Fox News recently ran a story about a Marine Corporal who had just won $2.9 million at a Las Vegas casino. The marine, 26 years old, had been accepted to be an anonymous bone marrow donor two days previous to winning the jackpot.
When asked about what he would do with his winnings, he said he planned to help his pregnant sister and his mother catch up on some bills. He also bought some new clothes—at a thrift store where he buys all of his clothes. He also plans to keep driving his current vehicle which has 250,000 miles on it.
On the surface this is a story that has every appearance of some good things happening to someone who was doing good things. Here is how the marine described the turn of events:
“They asked me if I was sure I wanted to go through with it (the bone marrow procedure) because it’s kind of painful, but what’s a little pain if it will save someone’s life? I look at this jackpot as kind of good karma for that.”
So we have a young Marine who is thrifty, serving his country, willing to go through pain to help someone he doesn’t know, and then uses his newfound wealth to help his family and still maintains his frugal lifestyle. Good karma seems to be in order!
But let’s ask the question that the news story does not ask. Does this young man deserve his good fortune? Or is he playing a high stakes game of risk and reward that is even more reckless than his trip to the casino?
You see, doing good things in order to receive good things is the most dangerous form of gambling imaginable. Really. Does that surprise you?

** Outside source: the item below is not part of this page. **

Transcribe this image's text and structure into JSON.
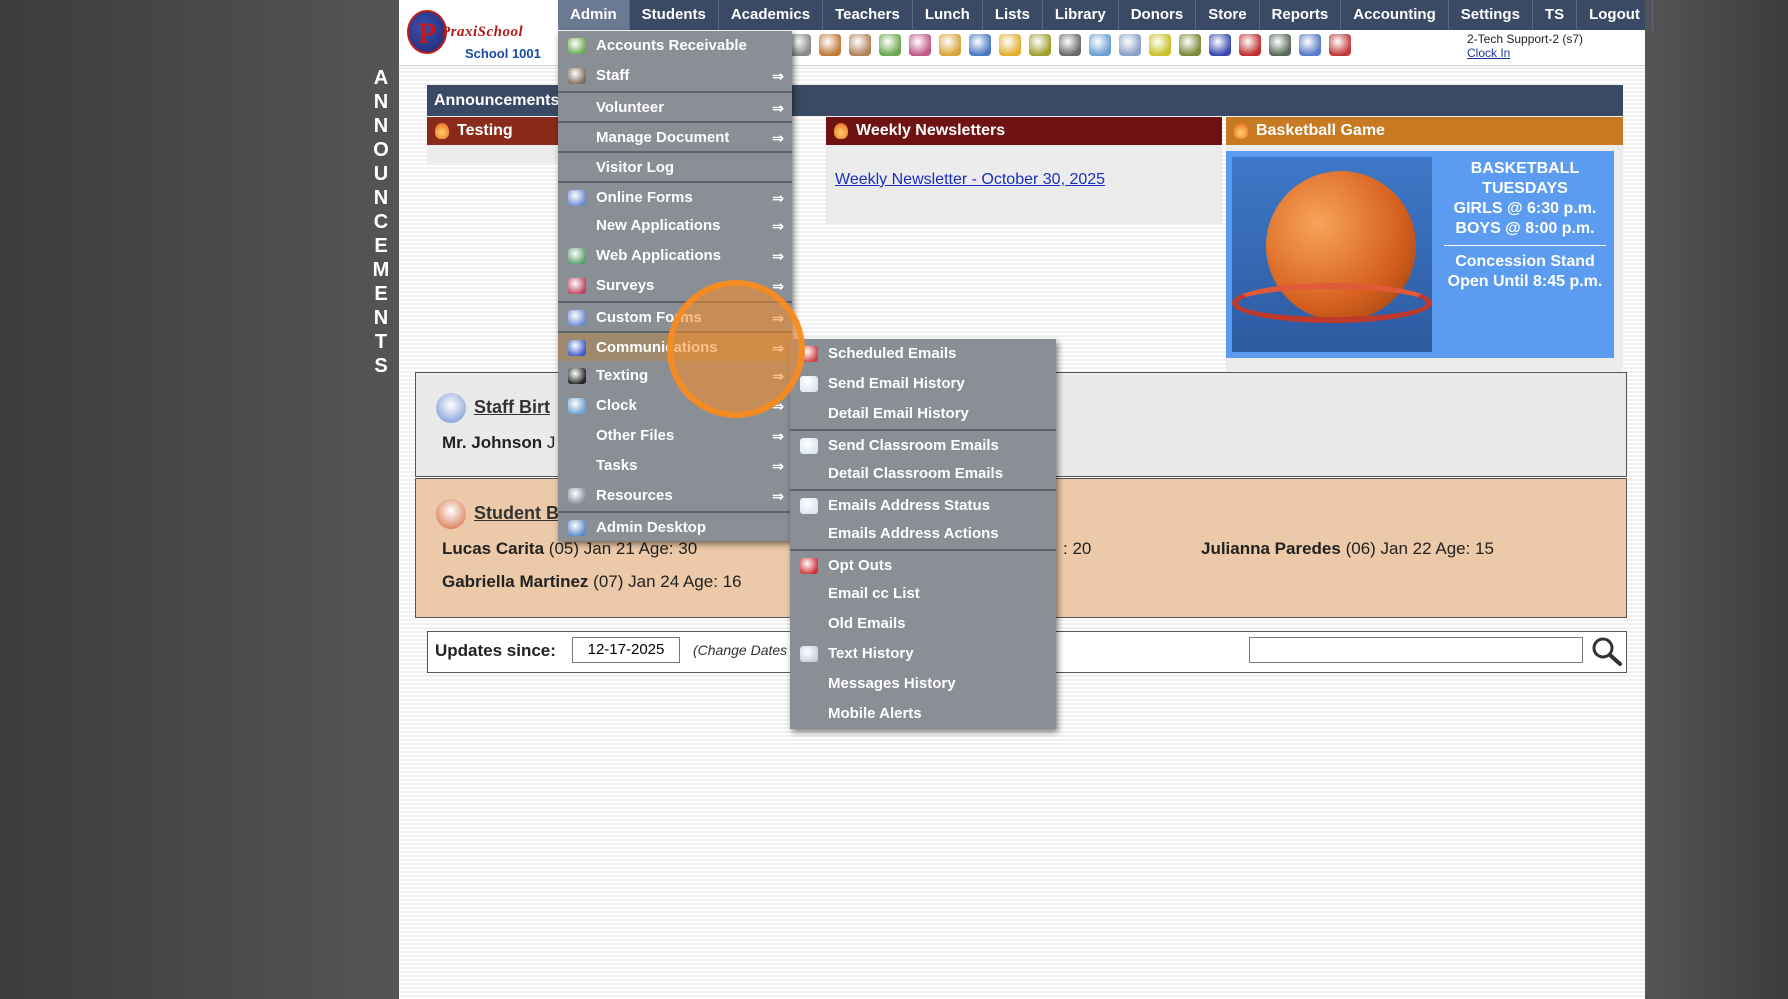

It shouldn’t because your eternal soul is the stake of this wager. Scripture teaches us that everyone denies the truth about himself and God (Romans 1:18-21). This marine has chosen to wager that his good works will make the difference for him. He has chosen to believe that his good works will compensate for his not-so-good works—which is the idea behind karma or any form of self-justification.
By contrast, the biblical story shows that the Good Samaritan had no self-interest in helping a foreign stranger. He extends himself without any thought of a reward for his “good” actions. He wasn’t banking on karma for success and well-being. This notion of self-justification is one that comes with the territory of being born a sinner in a fallen world. I would urge you to use this story of the Marine who believes in karma as an opportunity to talk to your children about the gospel. The grace we receive from Christ has nothing do to with our efforts to be good. In reality, even the good things we do are tainted by some form of self-interest or self-justification. There is only One who is good enough to atone for my sins, for your sins, and for your children’s sins.
While we can appreciate the good things that the Marine wanted to do, that fact that he saw his “good fortune” as appropriate “payback” for his good deeds demonstrates that he is about self-atonement; self-justification
Do your children expect reward for good actions? If they do, they too, are in the self-atonement business. Humility leads to gratitude when we do good things for God and others. Attempts at self-atonement lead straight to an expectation of reward and appreciation. On the other hand, humility is an attitude consistent with the Gospel. Looking for karma is an attitude consistent with self-justification. One attitude leads to gratitude and life. The other attitude leads to selfish expectation, bitterness and death. Help your children to see the difference.